079章大年夜搶收,沐浴迎新年

  吃貨滿嗯嗯嗯地瘋狂點著小腦瓜,整張臉都舒展開了。

  你要是不練武,遲早變成八百斤的大胖妞!顧恪暗自腹誹了一句小僱工,轉身走了。

  到書房那邊,剛好柏素清出來,正準備去長廊涼棚活動下手腳。

  顧恪順勢遞上焦糖麵包,讓她邊走邊品評。

  柏素清比兩小就講究太多了,還記得顧恪請她品評的話。

  麵包到手沒有急著動口,而是放在眼前打量著外觀造型,片刻才說到:「外皮略焦,但這焦色由上至下,由深到淺,應該是專門烤出來的,還算漂亮。」

  再用纖蔥似的的手指輕捏兩下:「質地軟和蓬鬆,吃起來不會太硬。」

  湊到鼻前輕嗅:「有麥稈甜湯的味道,又帶上了有點焦味,聞著還行。
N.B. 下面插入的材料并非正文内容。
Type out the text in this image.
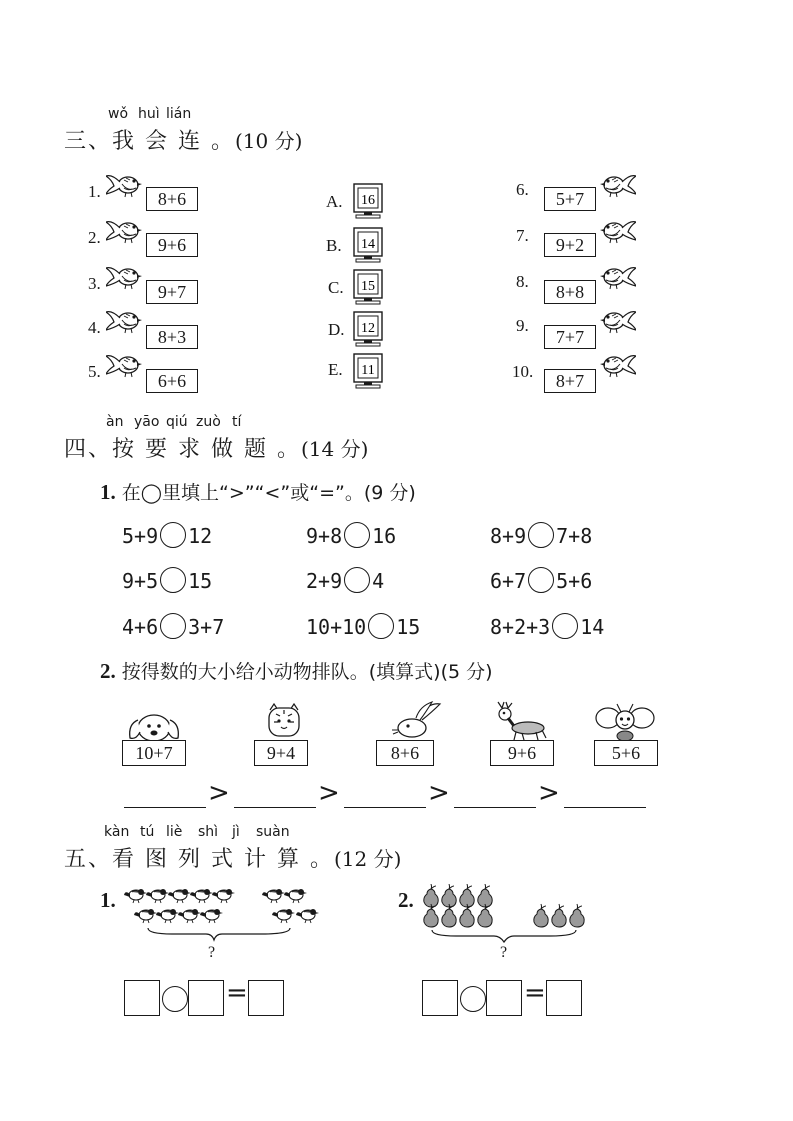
wǒ huì lián
三、我 会 连 。(10 分)
1.	8+6
2.	9+6
3.	9+7
4.	8+3
5.	6+6
A. 16
B. 14
C. 15
D. 12
E. 11
6.	5+7
7.	9+2
8.
8+8
9.
7+7
10.	8+7
àn yāo qiú zuò tí
四、按 要 求 做 题 。(14 分)
1. 在◯里填上“>”“<”或“=”。(9 分)
5+9 12	9+8 16	8+9 7+8
9+5 15	2+9 4	6+7 5+6
4+6 3+7	10+10 15	8+2+3 14
2. 按得数的大小给小动物排队。(填算式)(5 分)
10+7	9+4	8+6	9+6	5+6
>	>	>	>
kàn tú liè shì jì suàn
五、看 图 列 式 计 算 。(12 分)
1.
?
=
2.
?
=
」

  眼鼻手三項觀感說完,她才用手指撕下一小塊,不緊不慢地放進嘴裡,慢慢咀嚼著,一時間沒說話。

  在一起吃飯生活兩個多月了,柏素清最早吃喝時那些遮遮掩掩的動作早已不用,都是最習慣的姿態。

  不得不說,漂亮又有氣質的女人吃喝都能有一種美感。

  無論是她伸著白嫩手指掐下麵包,送進微張雙唇內的畫面,還是下頜輕動,雙眼微眯的咀嚼動作,都讓顧恪覺得賞心悅目。
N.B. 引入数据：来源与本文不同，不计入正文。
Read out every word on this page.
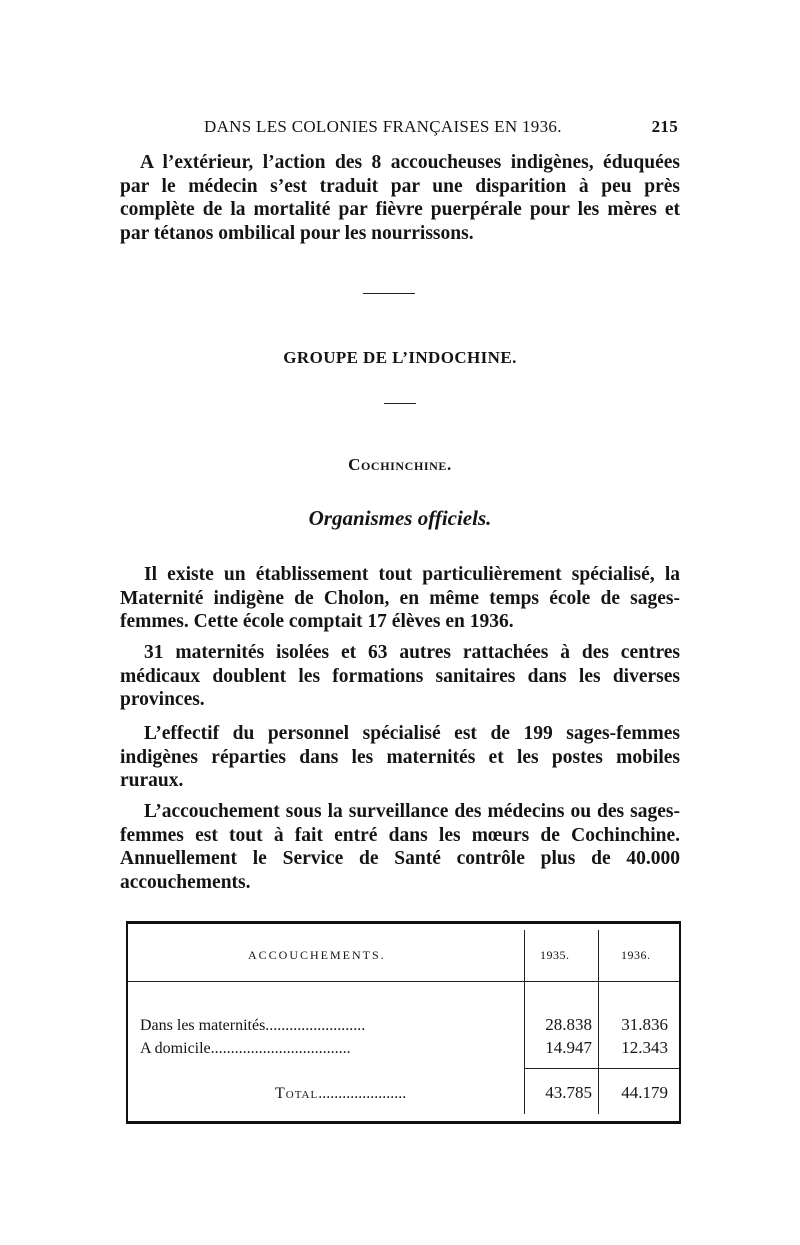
DANS LES COLONIES FRANÇAISES EN 1936.	215

A l’extérieur, l’action des 8 accoucheuses indigènes, éduquées par le médecin s’est traduit par une disparition à peu près complète de la mortalité par fièvre puerpérale pour les mères et par tétanos ombilical pour les nourrissons.

GROUPE DE L’INDOCHINE.

Cochinchine.

Organismes officiels.

Il existe un établissement tout particulièrement spécialisé, la Maternité indigène de Cholon, en même temps école de sages-femmes. Cette école comptait 17 élèves en 1936.

31 maternités isolées et 63 autres rattachées à des centres médicaux doublent les formations sanitaires dans les diverses provinces.

L’effectif du personnel spécialisé est de 199 sages-femmes indigènes réparties dans les maternités et les postes mobiles ruraux.

L’accouchement sous la surveillance des médecins ou des sages-femmes est tout à fait entré dans les mœurs de Cochinchine. Annuellement le Service de Santé contrôle plus de 40.000 accouchements.

ACCOUCHEMENTS.	1935.	1936.
Dans les maternités.........................	28.838	31.836
A domicile...................................	14.947	12.343
Total......................	43.785	44.179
  可惜就是她身上的衣物太普通了,只是最簡單的青布襖衣襦裙,窄袖直筒,根本不強調線條感。

  不然換成秦大小姐身上那般寬袍大袖,衣袂飄飄,想想真不要太仙。

  嗯,還得把紅色換成天青色或者白色,才完全適合她這清冷自持的氣質。

  柏素清沒在意他的打量,反正人只有第一次和無數次,對打量和被打量者來說都是如此。

  再說,小內侍又能有什麼壞心思呢?

  將第一口麵包細嚼慢咽吃下,她才開口點評:「味道有點像蒸餅,就是酸味有些明顯,不過有表面烤焦的糖中和,吃著倒也不錯。」

  顧恪:???你居然也覺得還不錯?難道我的嘴真那麼刁麼?

  無語片刻,他只能將這歸咎於自己被後世各種精品糕點荼毒過的味覺。

  而且單說一個麵團發酵,上輩子隨便網上一搜,高中低筋麵粉如何發酵,達到什麼效果,適合做麵包麵條還是饅頭包子,又或是蛋糕餅乾,統統都有。

  在那個網絡時代,日常的廚藝技巧和方法都唾手可得,有些經驗的人學著做出來總不會太差。

  到了古代,這些似乎不值一提的廚藝技巧、方法,隨便拿出一點就是安身立命,養家餬口的看家本事。

  拿到的人基本都秘而不宣,甚至傳子不傳女都可能。

  原因很簡單,古代有幾人能一次次地用糧食去試驗,到底怎麼做才好吃?萬中無一都有可能。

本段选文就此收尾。